30/05/09

Maria Full of Grace

Vi è una forte ambivalenza iconografica e semantica in questo film premiato a Berlino, che sottende un sarcasmo stemperato dalla linearità e drammaticità del racconto. Joshua Marston, infatti, costruisce una storia esemplare che riassume tante esistenze similari, in cui evita il ricatto morale e sentimentale tipico di quel cinema-fotografia del terzo mondo e delle sue avversità innegabili. Si può attribuire alla narrazione il merito di un’asciuttezza misurata in cui il dramma e la tensione crescono sottilmente, coinvolgendo lo spettatore in un percorso formativo aperto su un futuro forse di speranza, che può risultare spiazzante, ma quale unica soluzione accettabile in una vicenda dai risvolti non sempre banali. Si avverte in ogni caso una meticolosità atta a rendere meno scontato possibile ogni retroscena esistenziale di Maria (Catalina Sandino Moreno), ragazza che, sin dalle prime inquadrature, manifesta una sana ribellione verso una monotonia, trasfigurata in assenza di futuro per una donna, consapevole delle proprie forze e del proprio bisogno di emergere dal contesto locale ed umano di appartenenza. Diviene subito così comprensibile il bisogno per la nostra eroina di rifuggire un uomo, incapace di amarla ed imbevuto di principi che appaiono quale segno di un’evidente immaturità a confronto della fermezza e lucidità di Maria, che manifesta costantemente, seppur la scelta di divenire corriere della droga, pare dettata più dall’ambigua fascinazione subita da colui che la introdurrà a questo mondo crudele la cui maschera di gentilezza è incarnata perfettamente dal narcotrafficante generoso e affettato, che non semplicemente da una necessità economica, per quanto indiscutibile.
Maria intraprende così una strada che vede coinvolte anche altre esistenze ben più fragili della sua e come la Santa dell’iconografia religiosa, essa diviene portatrice di un duplice fardello, uno lieto ma non voluto, l’altro letale, ma consapevolmente conservato e assunto, come ben dimostra la locandina di cui sopra. Il suo è un percorso periglioso in grado di condurla in quella terra della speranza, che pare rappresentare il luogo ideale per le proprie aspirazioni di fuga, in cui prenderà consapevolezza della propria esistenza e saprà forse scegliere il suo destino.
Marston imbastisce un universo femminile immerso in un dramma costante, che non è mai ricattatorio e ammiccante, in cerca di un sostegno in chi assiste al suo lento disfacimento, per colpa di uomini spesso inadeguati, egoisti o fasulli, dove è proprio una donna a divenire il referente morale e sociale per le protagoniste del film.

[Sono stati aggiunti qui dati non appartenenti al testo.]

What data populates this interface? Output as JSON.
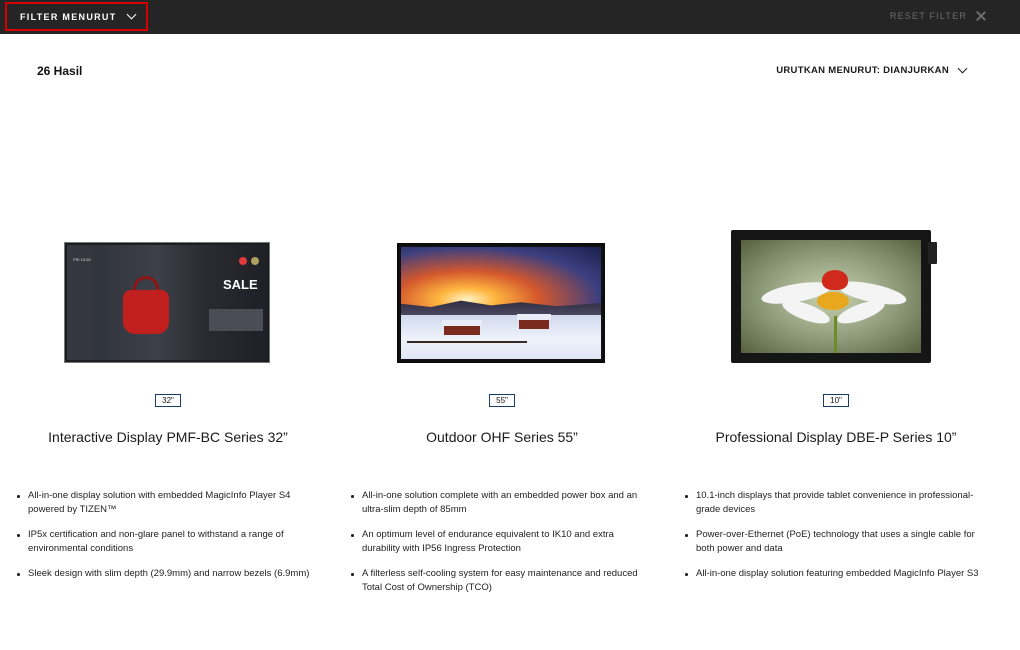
{
  "toolbar": {
    "filter_label": "FILTER MENURUT",
    "reset_label": "RESET FILTER"
  },
  "summary": {
    "results": "26 Hasil",
    "sort_label": "URUTKAN MENURUT: DIANJURKAN"
  },
  "products": [
    {
      "size": "32\"",
      "name": "Interactive Display PMF-BC Series 32”",
      "features": [
        "All-in-one display solution with embedded MagicInfo Player S4 powered by TIZEN™",
        "IP5x certification and non-glare panel to withstand a range of environmental conditions",
        "Sleek design with slim depth (29.9mm) and narrow bezels (6.9mm)"
      ],
      "screen_text": {
        "sale": "SALE",
        "time": "FRI 15:25"
      }
    },
    {
      "size": "55\"",
      "name": "Outdoor OHF Series 55”",
      "features": [
        "All-in-one solution complete with an embedded power box and an ultra-slim depth of 85mm",
        "An optimum level of endurance equivalent to IK10 and extra durability with IP56 Ingress Protection",
        "A filterless self-cooling system for easy maintenance and reduced Total Cost of Ownership (TCO)"
      ]
    },
    {
      "size": "10\"",
      "name": "Professional Display DBE-P Series 10”",
      "features": [
        "10.1-inch displays that provide tablet convenience in professional-grade devices",
        "Power-over-Ethernet (PoE) technology that uses a single cable for both power and data",
        "All-in-one display solution featuring embedded MagicInfo Player S3"
      ]
    }
  ],
  "colors": {
    "topbar": "#252525",
    "highlight_border": "#d60000",
    "badge_border": "#1a3a6a"
  }
}
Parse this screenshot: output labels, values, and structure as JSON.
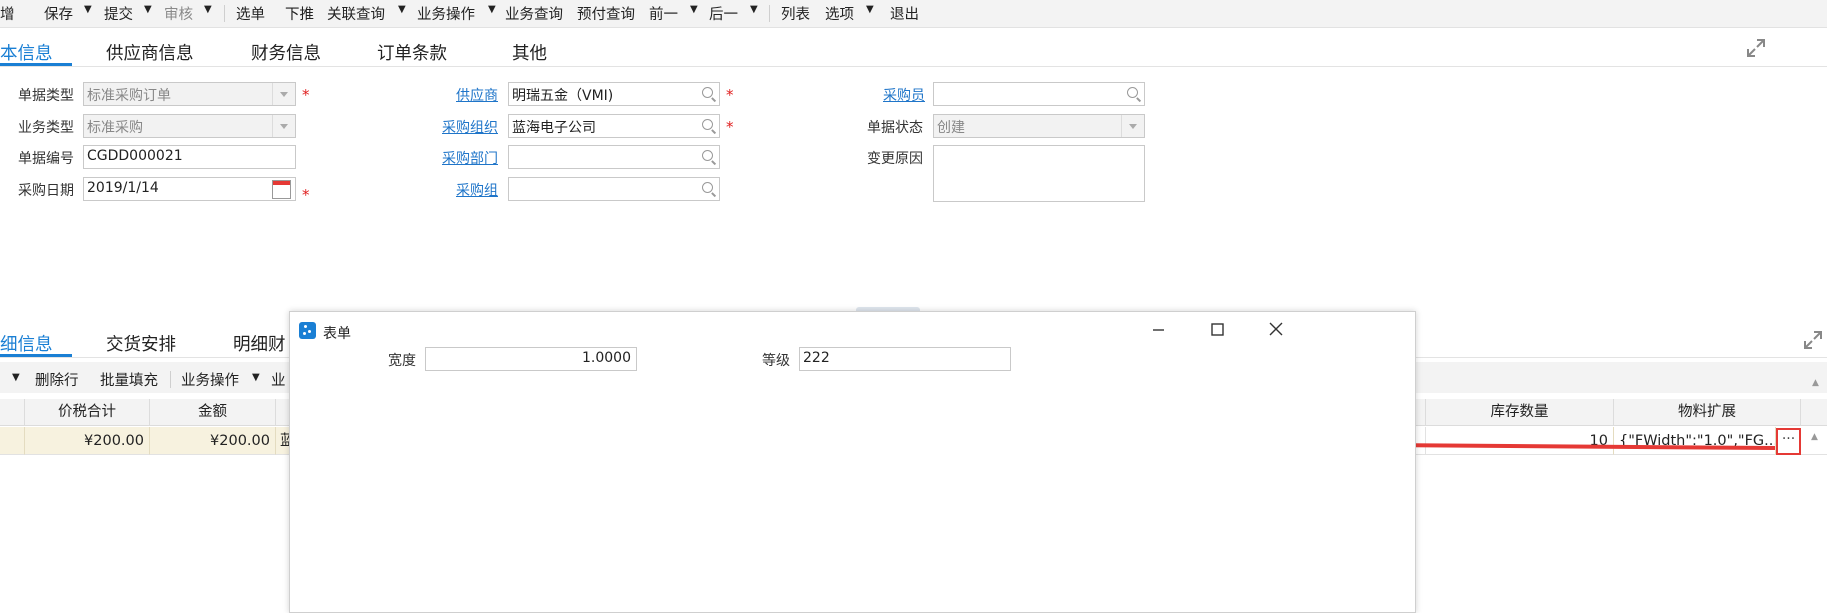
{
  "toolbar": {
    "items": [
      "增",
      "保存",
      "提交",
      "审核",
      "选单",
      "下推",
      "关联查询",
      "业务操作",
      "业务查询",
      "预付查询",
      "前一",
      "后一",
      "列表",
      "选项",
      "退出"
    ]
  },
  "header_tabs": [
    "本信息",
    "供应商信息",
    "财务信息",
    "订单条款",
    "其他"
  ],
  "form": {
    "bill_type": {
      "label": "单据类型",
      "value": "标准采购订单"
    },
    "biz_type": {
      "label": "业务类型",
      "value": "标准采购"
    },
    "bill_no": {
      "label": "单据编号",
      "value": "CGDD000021"
    },
    "purchase_date": {
      "label": "采购日期",
      "value": "2019/1/14"
    },
    "calendar_day": "1",
    "supplier": {
      "label": "供应商",
      "value": "明瑞五金（VMI)"
    },
    "purchase_org": {
      "label": "采购组织",
      "value": "蓝海电子公司"
    },
    "purchase_dept": {
      "label": "采购部门",
      "value": ""
    },
    "purchase_group": {
      "label": "采购组",
      "value": ""
    },
    "buyer": {
      "label": "采购员",
      "value": ""
    },
    "bill_status": {
      "label": "单据状态",
      "value": "创建"
    },
    "change_reason": {
      "label": "变更原因",
      "value": ""
    }
  },
  "detail_tabs": [
    "细信息",
    "交货安排",
    "明细财"
  ],
  "detail_toolbar": [
    "删除行",
    "批量填充",
    "业务操作",
    "业"
  ],
  "grid": {
    "headers": {
      "tax_total": "价税合计",
      "amount": "金额",
      "stock_qty": "库存数量",
      "material_ext": "物料扩展"
    },
    "row": {
      "tax_total": "¥200.00",
      "amount": "¥200.00",
      "col3_partial": "蓝",
      "stock_qty": "10",
      "material_ext": "{\"FWidth\":\"1.0\",\"FG...",
      "ellipsis": "···"
    }
  },
  "dialog": {
    "title": "表单",
    "width_label": "宽度",
    "width_value": "1.0000",
    "grade_label": "等级",
    "grade_value": "222"
  },
  "colors": {
    "accent": "#1a7fd4",
    "link": "#1f75c9",
    "required": "#e02020",
    "arrow": "#e53935",
    "row_highlight": "#f7f2df"
  }
}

Le figure maschili sono una semplice appendice di completamento, anche attraverso la loro presenza solo evocata (il padre di Maria), delle personalità femminili qui rappresentate, figure in bilico costante su un abisso di povertà tangibile, evidenziata da dettagli esplicativi, che devono anche lottare contro la loro grettezza umana, ma Marston evita di la categoricità, affidando anche ad alcuni uomini un ruolo paterno, capace di indicare a Maria il proprio dovere morale ed umano.
Il regista fotografa una realtà plausibile nella sua drammaticità con un’asciuttezza documentaristica che trova nella personalità di Maria il fulcro principale di un racconto di vite senza speranza, in cui solo una forse si salverà grazie alla propria determinatezza, o più semplicemente per un fortunato accidente, che la renderà forse più consapevole e responsabile, ma che getta pesanti ombre su tutte quelle altre esistenze senza futuro, che varcano i confini di un paese cui affidare le proprie speranze di sopravvivenza.